Paris, quartier du Père-Lachaise, 11 mai 2018

SW:

Comment aborde-t-on des sujets historiques quand on est auteur de bandes dessinées?

JT:

Qu'on parle de la Commune ou de la Première Guerre Mondiale, il faut avant tout raconter une histoire. Pour capter l'intérêt du lecteur avec un moyen d'expression comme la bande dessinée, il faut des personnages. Sinon, on est historien, on explique, on aborde les causes, les dates… Or, je ne suis pas historien et je ne prétends pas l'être.

SW:

Justement, est-ce qu'on vous reproche parfois un manque de précision historique?

JT:

Cela peut arriver. Un jour, quelqu'un m'a écrit en me disant que j'avais commis une erreur monstrueuse, que Vallès, pendant toute la période de la Commune, n'avait pas de barbe. Il avait fait de la prison juste avant, et pendant toute la Commune il s'était rasé.
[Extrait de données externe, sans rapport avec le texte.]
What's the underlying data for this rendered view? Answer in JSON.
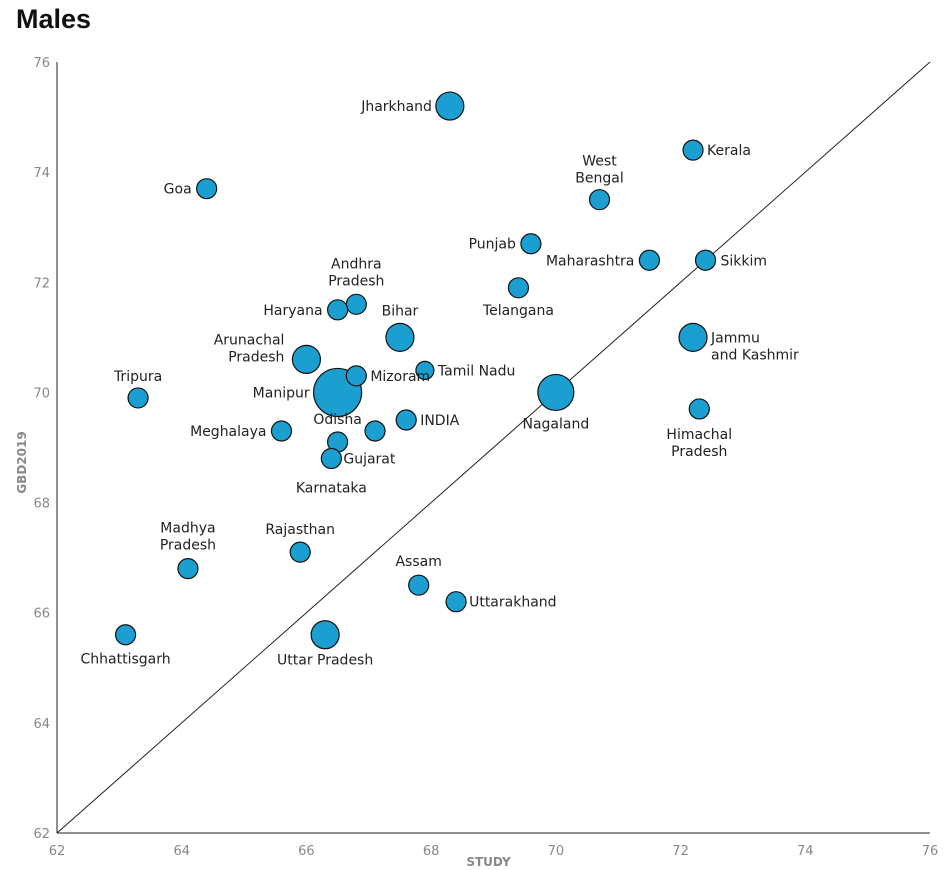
{
  "chart_data": {
    "type": "scatter",
    "title": "Males",
    "xlabel": "STUDY",
    "ylabel": "GBD2019",
    "xlim": [
      62,
      76
    ],
    "ylim": [
      62,
      76
    ],
    "xticks": [
      "62",
      "64",
      "66",
      "68",
      "70",
      "72",
      "74",
      "76"
    ],
    "yticks": [
      "62",
      "64",
      "66",
      "68",
      "70",
      "72",
      "74",
      "76"
    ],
    "reference_line": "y = x",
    "grid": false,
    "marker_color": "#1a9fd0",
    "marker_edge": "#111111",
    "points": [
      {
        "label": "Jharkhand",
        "x": 68.3,
        "y": 75.2,
        "size": "medium"
      },
      {
        "label": "Kerala",
        "x": 72.2,
        "y": 74.4,
        "size": "small"
      },
      {
        "label": "West Bengal",
        "x": 70.7,
        "y": 73.5,
        "size": "small"
      },
      {
        "label": "Goa",
        "x": 64.4,
        "y": 73.7,
        "size": "small"
      },
      {
        "label": "Punjab",
        "x": 69.6,
        "y": 72.7,
        "size": "small"
      },
      {
        "label": "Maharashtra",
        "x": 71.5,
        "y": 72.4,
        "size": "small"
      },
      {
        "label": "Sikkim",
        "x": 72.4,
        "y": 72.4,
        "size": "small"
      },
      {
        "label": "Andhra Pradesh",
        "x": 66.8,
        "y": 71.6,
        "size": "small"
      },
      {
        "label": "Haryana",
        "x": 66.5,
        "y": 71.5,
        "size": "small"
      },
      {
        "label": "Telangana",
        "x": 69.4,
        "y": 71.9,
        "size": "small"
      },
      {
        "label": "Bihar",
        "x": 67.5,
        "y": 71.0,
        "size": "medium"
      },
      {
        "label": "Jammu and Kashmir",
        "x": 72.2,
        "y": 71.0,
        "size": "medium"
      },
      {
        "label": "Arunachal Pradesh",
        "x": 66.0,
        "y": 70.6,
        "size": "medium"
      },
      {
        "label": "Tamil Nadu",
        "x": 67.9,
        "y": 70.4,
        "size": "tiny"
      },
      {
        "label": "Mizoram",
        "x": 66.8,
        "y": 70.3,
        "size": "small"
      },
      {
        "label": "Manipur",
        "x": 66.5,
        "y": 70.0,
        "size": "xlarge"
      },
      {
        "label": "Nagaland",
        "x": 70.0,
        "y": 70.0,
        "size": "large"
      },
      {
        "label": "Tripura",
        "x": 63.3,
        "y": 69.9,
        "size": "small"
      },
      {
        "label": "Himachal Pradesh",
        "x": 72.3,
        "y": 69.7,
        "size": "small"
      },
      {
        "label": "Odisha",
        "x": 66.5,
        "y": 69.1,
        "size": "small"
      },
      {
        "label": "INDIA",
        "x": 67.6,
        "y": 69.5,
        "size": "small"
      },
      {
        "label": "Meghalaya",
        "x": 65.6,
        "y": 69.3,
        "size": "small"
      },
      {
        "label": "",
        "x": 67.1,
        "y": 69.3,
        "size": "small"
      },
      {
        "label": "Gujarat",
        "x": 66.4,
        "y": 68.8,
        "size": "small"
      },
      {
        "label": "Karnataka",
        "x": 66.4,
        "y": 68.8,
        "size": "none"
      },
      {
        "label": "Madhya Pradesh",
        "x": 64.1,
        "y": 66.8,
        "size": "small"
      },
      {
        "label": "Rajasthan",
        "x": 65.9,
        "y": 67.1,
        "size": "small"
      },
      {
        "label": "Assam",
        "x": 67.8,
        "y": 66.5,
        "size": "small"
      },
      {
        "label": "Uttarakhand",
        "x": 68.4,
        "y": 66.2,
        "size": "small"
      },
      {
        "label": "Chhattisgarh",
        "x": 63.1,
        "y": 65.6,
        "size": "small"
      },
      {
        "label": "Uttar Pradesh",
        "x": 66.3,
        "y": 65.6,
        "size": "medium"
      }
    ]
  }
}
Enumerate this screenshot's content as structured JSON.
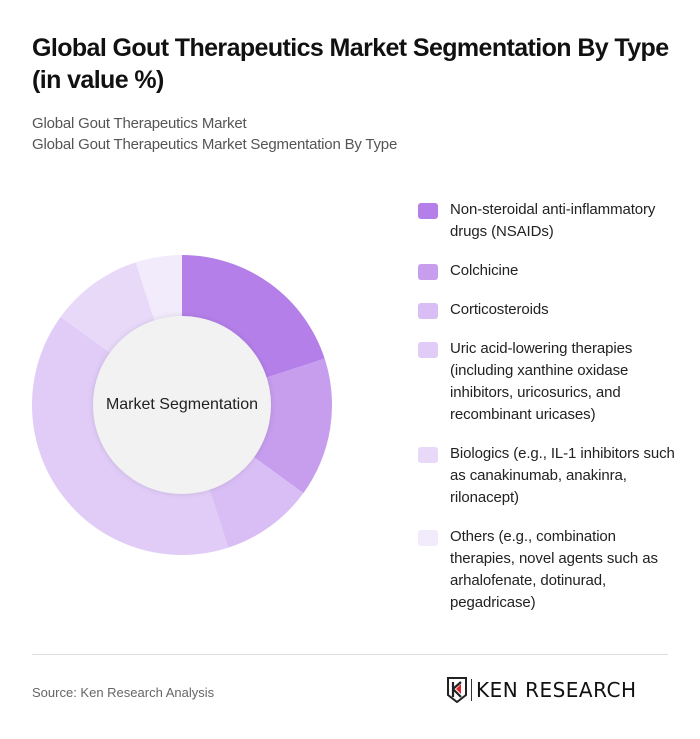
{
  "header": {
    "title": "Global Gout Therapeutics Market Segmentation By Type (in value %)",
    "subtitle_line1": "Global Gout Therapeutics Market",
    "subtitle_line2": "Global Gout Therapeutics Market Segmentation By Type"
  },
  "chart": {
    "center_label": "Market Segmentation"
  },
  "legend": [
    {
      "label": "Non-steroidal anti-inflammatory drugs (NSAIDs)",
      "color": "#B57FEA"
    },
    {
      "label": "Colchicine",
      "color": "#C79DEE"
    },
    {
      "label": "Corticosteroids",
      "color": "#D9BEF5"
    },
    {
      "label": "Uric acid-lowering therapies (including xanthine oxidase inhibitors, uricosurics, and recombinant uricases)",
      "color": "#E0CCF7"
    },
    {
      "label": "Biologics (e.g., IL-1 inhibitors such as canakinumab, anakinra, rilonacept)",
      "color": "#E8D9F9"
    },
    {
      "label": "Others (e.g., combination therapies, novel agents such as arhalofenate, dotinurad, pegadricase)",
      "color": "#F2EBFC"
    }
  ],
  "footer": {
    "source": "Source: Ken Research Analysis",
    "logo_text": "KEN RESEARCH"
  },
  "chart_data": {
    "type": "pie",
    "variant": "donut",
    "title": "Global Gout Therapeutics Market Segmentation By Type (in value %)",
    "subtitle": "Global Gout Therapeutics Market Segmentation By Type",
    "center_label": "Market Segmentation",
    "categories": [
      "Non-steroidal anti-inflammatory drugs (NSAIDs)",
      "Colchicine",
      "Corticosteroids",
      "Uric acid-lowering therapies (including xanthine oxidase inhibitors, uricosurics, and recombinant uricases)",
      "Biologics (e.g., IL-1 inhibitors such as canakinumab, anakinra, rilonacept)",
      "Others (e.g., combination therapies, novel agents such as arhalofenate, dotinurad, pegadricase)"
    ],
    "values": [
      20,
      15,
      10,
      40,
      10,
      5
    ],
    "colors": [
      "#B57FEA",
      "#C79DEE",
      "#D9BEF5",
      "#E0CCF7",
      "#E8D9F9",
      "#F2EBFC"
    ],
    "unit": "%",
    "legend_position": "right",
    "start_angle": "12 o'clock, clockwise"
  }
}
À la fin, les Versaillais ont d'ailleurs fusillé plusieurs barbus qu'ils ont pris pour Vallès. En effet, c'était une erreur de ma part, je n'ai pas eu l'information à temps. Il faut dire aussi que j'ai parfois eu des difficultés à raconter tout le déroulement de la Commune parce que j'ai eu vent de certains événements après avoir déjà dessiné mes planches. Par exemple j'ai entendu parler des combats à l'église de Saint-Eustache à un moment où j'étais déjà trop avancé dans la composition. C'était donc trop tard. Je trouve le travail historique intéressant mais le plus important est de ne pas perdre les personnages, puisqu'il y a quand même une intrigue à respecter. [End Page 230]

SW:

Et pourtant, quand on lit votre adaptation du Cri du peuple1 de Vautrin, on est frappé de voir à quel point vous vous êtes documenté, notamment pour représenter Paris.

JT:

Oui, forcément, on consulte des photographies, comme celles de Marville par exemple, on découvre que certaines rues n'existent plus, qu'Haussmann est passé par là. Et puis on va sur place. Évidemment, la plupart des bâtiments de l'époque ont disparu mais il en reste. Ils sont assez caractéristiques, avec un premier étage aux fenêtres arrondies. Ensuite, on passe au dessin.

SW:

Pourquoi la Commune?

JT:

La Commune m'a toujours intéressé, je tournais autour depuis longtemps, je la raccrochais un peu aux Misérables, à ces fictions monumentales. Et puis un jour, Jean Vautrin, que je connaissais depuis des années, m'a envoyé son bouquin, Le Cri du peuple, pour que j'en fasse la couverture.2 Je l'ai lu et je lui ai dit: "Mais c'est exactement ce qu'il me faut!" Il y a des personnages, on se fiche complètement de leur réalité historique, on les suit au jour le jour, on suit le déroulement de leur vie. C'était ce qu'il me fallait, des personnages, des motivations, qui étaient un prétexte pour raconter la Commune, si possible sans ennuyer le lecteur.

SW:

Dans votre adaptation du roman de Vautrin, il y a ce personnage de Tardy, dont le patronyme est très proche du vôtre. C'est incroyable!

JT:

Là, j'ai gonflé. Vautrin ne parle pas de Tardy avec un "y." C'est Vallès qui raconte, dans L'Insurgé, qu'il fait recopier ses manuscrits par son voisin de palier qui s'appelle Tardy, avec un "y."3 Je ne pouvais pas rater ça.

SW:

Qu'aviez-vous prévu pour la suite?

JT:

Avec Vautrin, on avait prévu d'autres volumes. On voulait garder un certain nombre de personnages, les emmener en Amérique du sud, au Chili, puis revenir. Mais le problème, c'est que Vautrin disait, "Oui, d'accord, mais il faut d'abord que j'écrive le roman." Moi je répondais, "Non, faisons un scénario." Malheureusement, il n'est plus là pour en parler.

SW:

Lorsque vous dessinez, avez-vous besoin d'un contact...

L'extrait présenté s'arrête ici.